Le mercredi 3 juin 2026 restera une date qui illustre comment 2 pays voisins peuvent construire une relation fondée sur des intérêts partagés plutôt que sur des postures diplomatiques. Le Président béninois S.E.M. Romuald Wadagni a choisi le Togo comme destination de l’une de ses premières visites officielles depuis son élection à la magistrature suprême du Bénin. Son hôte, le Président du Conseil S.E.M. Faure Essozimna Gnassingbé, l’a reçu dans un cadre de travail dense, loin du cérémonial vide de substance.
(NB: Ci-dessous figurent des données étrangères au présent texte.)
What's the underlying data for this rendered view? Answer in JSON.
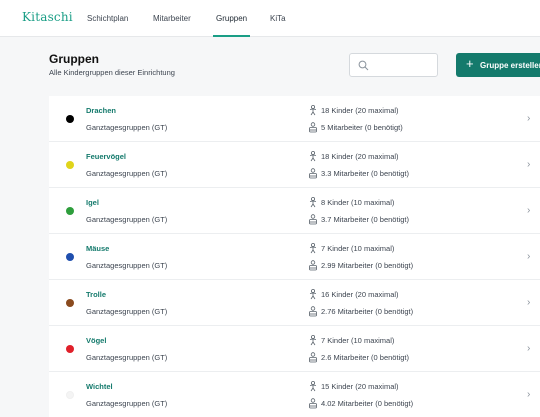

Les 2 chefs d’État partagent une conviction commune. La stabilité et la prospérité de leurs pays ne se construisent pas en vase clos. Elles exigent une coopération active, des positions diplomatiques alignées et des politiques économiques complémentaires. Cette philosophie a guidé l’ensemble de leurs échanges du 3 juin.
Sur le plan économique, la dynamique commerciale entre le Togo et le Bénin a occupé une place centrale. Les 2 dirigeants ont constaté la progression constante des échanges bilatéraux et ont défini des axes concrets pour amplifier cette tendance. Le renforcement des infrastructures de connectivité figure en tête des priorités. L’amélioration de la fluidité transfrontalière constitue le 2e levier. La promotion des investissements privés croisés et le développement des complémentarités économiques complètent cette feuille de route économique commune.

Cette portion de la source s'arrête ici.